On Monday, Reza Saberi said he didn't believe Iran's explanation for detaining his daughter was true. He said her credentials were revoked two years ago, but she had not reported on any government activities.

"She had no access. How could she go and report something important?" he said from his home in Fargo, N.D. "It's a groundless charge."

NPR said Iran revoked Saberi's press credentials more than a year ago but apparently let her report short news stories.

Saberi's father said his daughter had been in detention for 10 days when she called him but did not know where she was being held. She called him back minutes later to say she would be released in two days, but he has not heard from her.

Working on a book
He said his daughter, who has lived in Iran for six years, was finishing a book about the country's culture and people and planned to return to the U.S. this year.

In Washington, State Department spokesman Gordon Duguid told reporters that Saberi's status was unclear. He said the United States has asked for information through Swiss diplomats in Tehran but has yet to receive a response.

Duguid did not have any information on why Saberi was arrested but said State Department officials have been in touch with her family.

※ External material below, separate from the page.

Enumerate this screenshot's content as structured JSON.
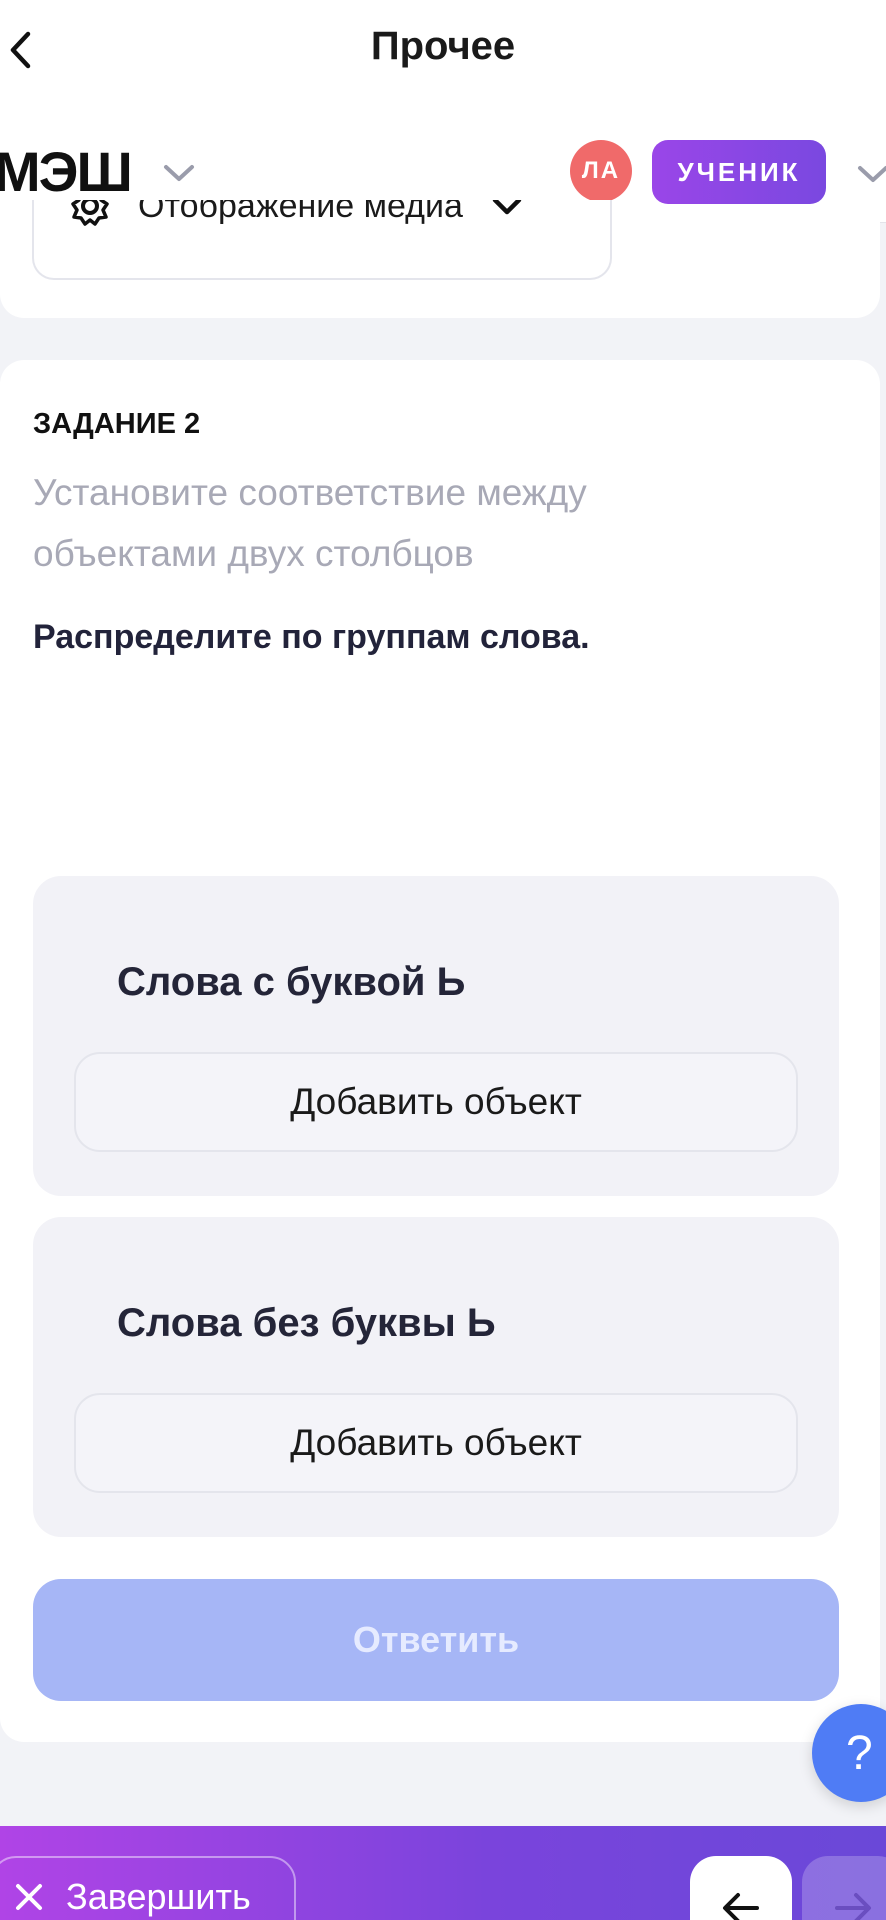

Human rights groups have repeatedly criticized Iran for arresting journalists and suppressing freedom of speech. The government has arrested several Iranian-Americans in the past few years, citing alleged attempts to overthrow its Islamic regime.

The most high-profile case came in 2007, when Iran arrested four Iranian-Americans, including the academic Haleh Esfandiari. The four were imprisoned or had their passports confiscated for several months until they were released and allowed to return to the U.S.

Saberi's father is from Iran, but she was born in the United States.

The U.S. broke off diplomatic relations with Iran after the 1979 Islamic Revolution and the takeover of the U.S. Embassy in Tehran by hard-line students.

Tensions over nuclear activities
Tensions have been high in recent years between the two countries over U.S. accusations that Iran is secretly seeking to develop nuclear weapons and providing weapons to Shiite militants in Iraq. Iran denies both charges.

President Barack Obama has said his administration is looking for opportunities to open direct talks with Iran and has pledged to rethink Washington's relationship with its longtime adversary. Iranian President Mahmoud Ahmadinejad responded by saying Iran would welcome talks with the U.S. — but only if there was mutual respect.